IL LUTTO
Domani l’addio al «padre del cabaret»
Martedì 29 agosto, a Portovaltravaglia, i funerali civili di Nanni Svampa. Ecco come lo ricordano Boldi, Iacchetti, Pellicini, Pozzetto, Remigi e Salvi
Funerale civile per Nanni Svampa. L’ultimo saluto al grande scrittore, attore, comico e cabarettista sarà domani, martedì 29 agosto, alle 14.30, a Portovaltravaglia.
La salma arriverà nella casa di via Castello da Varese (la morte è stata sabato sera all’ospedale di Circolo) per ricevere l’omaggio dei famigliari, degli amici e della cittadinanza che in queste ore non ha mancato di far sentire la propria voce ed il proprio dispiacere sul social network. Il corteo si muoverà poi per le principali vie del borgo sul Lago Maggiore. Un addio secondo le volontà espresse dal grande artista, il cui corpo verrà cremato.
IL COMMIATO DEI “SUOI“ ARTISTI
«Faceva parte della Prima Repubblica del Cabaret. Anzi ne era il presidente».
Non ha dubbi Massimo Boldi sul come definire Nanni Svampa, morto, a 78 anni, all’ospedale di Varese sabato sera.
«Era un grande artista, i Gufi mi facevano impazzire. Hanno aperto la porta agli altri. In quanto a lui, resto convinto che “Porta Romana bella” sia sua».
Sulla stessa lunghezza d’onda Renato Pozzetto.
«Per un certo tipo di comicità, rivoluzionaria per quei tempi, Svampa e compagni hanno giocato d’anticipo. Mi piaceva anche dopo i Gufi. E poi come potevo non sentire vicino uno come lui che a Milano ha preferito il nostro lago? La sua Porto Valtravaglia corrisponde alla mia Laveno, certo poi il lavoro vero e proprio resta a Milano e altrove. Sapevo da Roberto Brivio, recentemente mio ospite, che non stava bene ma la notizia della sua morte mi ha spiazzato.

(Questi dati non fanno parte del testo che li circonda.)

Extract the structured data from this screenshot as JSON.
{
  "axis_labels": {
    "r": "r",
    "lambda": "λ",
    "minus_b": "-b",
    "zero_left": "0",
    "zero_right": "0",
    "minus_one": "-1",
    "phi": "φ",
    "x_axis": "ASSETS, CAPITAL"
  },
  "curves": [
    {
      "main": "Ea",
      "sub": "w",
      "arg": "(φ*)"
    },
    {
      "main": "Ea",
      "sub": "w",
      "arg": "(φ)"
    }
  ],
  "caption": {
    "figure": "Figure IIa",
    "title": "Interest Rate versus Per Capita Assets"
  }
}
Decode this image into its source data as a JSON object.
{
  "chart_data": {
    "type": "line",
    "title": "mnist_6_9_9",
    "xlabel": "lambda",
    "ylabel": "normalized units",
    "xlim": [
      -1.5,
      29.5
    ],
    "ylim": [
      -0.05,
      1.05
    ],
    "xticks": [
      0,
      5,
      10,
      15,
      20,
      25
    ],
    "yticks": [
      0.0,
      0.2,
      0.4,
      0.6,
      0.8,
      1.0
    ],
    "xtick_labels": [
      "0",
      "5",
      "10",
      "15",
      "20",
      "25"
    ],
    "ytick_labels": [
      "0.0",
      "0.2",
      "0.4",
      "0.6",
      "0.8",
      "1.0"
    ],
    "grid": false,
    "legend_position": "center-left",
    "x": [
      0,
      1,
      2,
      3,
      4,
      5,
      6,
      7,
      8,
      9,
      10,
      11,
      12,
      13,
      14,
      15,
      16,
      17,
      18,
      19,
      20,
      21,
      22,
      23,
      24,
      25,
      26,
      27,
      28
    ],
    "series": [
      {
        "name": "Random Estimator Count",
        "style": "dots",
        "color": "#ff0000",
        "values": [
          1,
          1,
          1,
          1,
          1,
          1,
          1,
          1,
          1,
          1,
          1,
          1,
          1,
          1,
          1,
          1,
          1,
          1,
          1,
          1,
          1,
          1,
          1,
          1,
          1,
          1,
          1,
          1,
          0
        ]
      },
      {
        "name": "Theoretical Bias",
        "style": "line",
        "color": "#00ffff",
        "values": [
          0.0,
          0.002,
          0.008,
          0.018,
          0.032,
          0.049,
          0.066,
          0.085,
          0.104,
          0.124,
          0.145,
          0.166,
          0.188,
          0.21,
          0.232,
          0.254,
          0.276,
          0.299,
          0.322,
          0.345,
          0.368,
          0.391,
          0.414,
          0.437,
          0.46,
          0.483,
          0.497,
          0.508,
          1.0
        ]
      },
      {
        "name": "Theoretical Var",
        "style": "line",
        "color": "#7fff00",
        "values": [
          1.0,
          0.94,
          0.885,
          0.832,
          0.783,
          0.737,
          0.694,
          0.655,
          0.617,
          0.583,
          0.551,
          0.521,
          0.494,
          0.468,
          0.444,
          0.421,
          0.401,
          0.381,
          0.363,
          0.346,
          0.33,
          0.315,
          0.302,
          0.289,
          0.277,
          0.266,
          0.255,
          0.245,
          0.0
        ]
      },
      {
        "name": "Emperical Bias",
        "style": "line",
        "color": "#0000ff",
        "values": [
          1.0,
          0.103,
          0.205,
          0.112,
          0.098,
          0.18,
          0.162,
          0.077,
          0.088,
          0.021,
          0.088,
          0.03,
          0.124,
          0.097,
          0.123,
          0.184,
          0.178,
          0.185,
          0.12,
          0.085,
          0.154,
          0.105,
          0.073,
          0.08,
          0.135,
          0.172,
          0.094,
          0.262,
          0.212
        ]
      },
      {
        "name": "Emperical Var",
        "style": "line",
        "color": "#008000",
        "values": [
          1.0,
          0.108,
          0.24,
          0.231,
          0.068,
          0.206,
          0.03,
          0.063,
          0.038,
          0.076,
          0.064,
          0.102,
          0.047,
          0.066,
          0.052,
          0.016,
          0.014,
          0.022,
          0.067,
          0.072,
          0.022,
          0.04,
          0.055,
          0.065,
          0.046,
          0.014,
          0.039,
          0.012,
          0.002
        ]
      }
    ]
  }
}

L’ultimo nostro incontro, sul lago, risaliva a due anni fa».
Anche per Enzo Iacchetti il buon Nanni era una sorta di fratello maggiore.
«Il mio idolo - spiega Enzino da Maccagno - quando ero ragazzo, un maestro per il mio lavoro e oggi un amico che mi mancherà tantissimo».
Compagno di palco anche di chi, come Memo Remigi, di professione fa il cantante.
«Ai tempi a Milano abbiano fatto diverse serate insieme. Lavorare con lui era stimolante. In tanti pensano a lui come a uno dei Gufi ma è stato straordinario anche dopo, forse soprattutto dopo. Per me era il Georges Brassens italiano. Brillantissimo nei faccia a faccia, come quella volta allo Zamberletti di Varese quando Mauro della Porta Raffo ci mise a confronto per una sua storica sua battuta su di me, unico, a suo dire, artista, per di più che non fa ridere, del lago di Como contro la grande squadra del lago Maggiore, capitanata da Dario Fo».
Per il luinese Francesco Salvi «era l’ultimo chansonnier, instancabile ricercatore folk e vernacolo. Spiritoso, ironico, dissacrante e veloce a trasformare le difficoltà in battute. Lo ricordo in una sit-com ante litteram sull’incontro-scontro tra due famiglie, una milanese e una siciliana, di una casa di ringhiera con il suo “Calma e gesso” come tormentone».
Alto il debito di un altro luinese nei confronti del Gufo.
«Se la mia vita è il mondo dello spettacolo - spiega Francesco Pellicini - lo devo a lui. Svampa un giorno chiese a Piera Corsini, nome noto a tutti gli estimatori di Piero Chiara, se conoscesse qualche giovane che non fosse del tutto rincoglionito dalla discoteca. Lei fece il mio nome, avevo 19 anni, iscritto a Giurisprudenza, mi portò a un suo spettacolo e vidi la luce. Quel giorno compresi che cosa volevo fare da grande».